Weihnachten im Jahre 0

Jetzt waren sie in Bethlehem, Josefs Heimatstadt, angelangt und fanden bloß einen alten Stall, in dem Maria ihr Kind gebären sollte. Unser Kind.

Als es dann endlich so weit war, und der Kleine zum ersten Mal schrie, erfüllte es mich mit stolz. Nicht nur, dass ich soeben wieder Vater geworden war, nein, ich hatte ein Stück von mir selbst auf die Erde schicken können.

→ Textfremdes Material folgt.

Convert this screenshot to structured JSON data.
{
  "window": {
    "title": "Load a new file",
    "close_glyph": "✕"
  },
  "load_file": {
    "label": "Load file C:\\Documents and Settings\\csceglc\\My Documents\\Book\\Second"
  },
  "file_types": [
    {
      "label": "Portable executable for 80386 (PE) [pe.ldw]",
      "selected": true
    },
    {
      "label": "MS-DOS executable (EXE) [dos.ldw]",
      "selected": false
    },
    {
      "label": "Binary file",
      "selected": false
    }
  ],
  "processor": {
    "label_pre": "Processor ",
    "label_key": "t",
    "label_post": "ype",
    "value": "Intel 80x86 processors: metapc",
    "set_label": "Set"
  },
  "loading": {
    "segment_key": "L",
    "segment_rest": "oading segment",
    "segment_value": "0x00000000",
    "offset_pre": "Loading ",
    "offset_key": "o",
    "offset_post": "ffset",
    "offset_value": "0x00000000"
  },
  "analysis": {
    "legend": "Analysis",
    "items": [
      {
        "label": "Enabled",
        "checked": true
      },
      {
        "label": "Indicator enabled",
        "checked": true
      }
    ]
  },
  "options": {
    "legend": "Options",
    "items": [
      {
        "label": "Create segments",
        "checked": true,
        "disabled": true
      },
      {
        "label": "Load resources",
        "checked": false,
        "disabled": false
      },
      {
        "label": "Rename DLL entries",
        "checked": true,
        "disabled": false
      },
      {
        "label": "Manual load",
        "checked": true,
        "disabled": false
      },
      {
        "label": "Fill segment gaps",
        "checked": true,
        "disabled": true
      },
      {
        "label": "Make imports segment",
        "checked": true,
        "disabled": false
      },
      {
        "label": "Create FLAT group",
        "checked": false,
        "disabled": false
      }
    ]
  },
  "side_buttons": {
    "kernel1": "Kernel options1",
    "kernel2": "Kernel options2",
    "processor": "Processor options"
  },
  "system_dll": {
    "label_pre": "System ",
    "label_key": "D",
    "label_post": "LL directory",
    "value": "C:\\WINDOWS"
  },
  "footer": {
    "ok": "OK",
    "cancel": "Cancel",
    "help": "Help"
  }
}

Ich sandte einen meiner Engel, der schon immer mal auf meine wunderschöne Welt wollte und er traf zuerst auf einige Hirten, die bei seinem Erscheinen ein wenig in Furcht gerieten. Doch schnell konnte er sie überzeugen, dass sie keine Angst haben brauchten und sprach: „Fürchtet euch nicht! Siehe ich verkündige euch große Freude, die allem Volk widerfahren wird; denn euch ist heute der Heiland geboren, welcher ist Christus der Herr, in der Stadt Davids. Und das habt zum Zeichen: ihr werdet finden das Kind in Windeln gewickelt und in einer Krippe liegen“

Also machten sich die Hirten auf den Weg, meinen Sohn zu sehen und fanden ihn, wie prophezeit, in Windeln gewickelt in einer Krippe liegend. Und sie dankten mir aus vollem Herzen, ihnen den Heiland gebracht zu haben. Schließlich liefen die Hirten wieder in die Welt hinaus und erzählten jedem von der Geburt Jesu.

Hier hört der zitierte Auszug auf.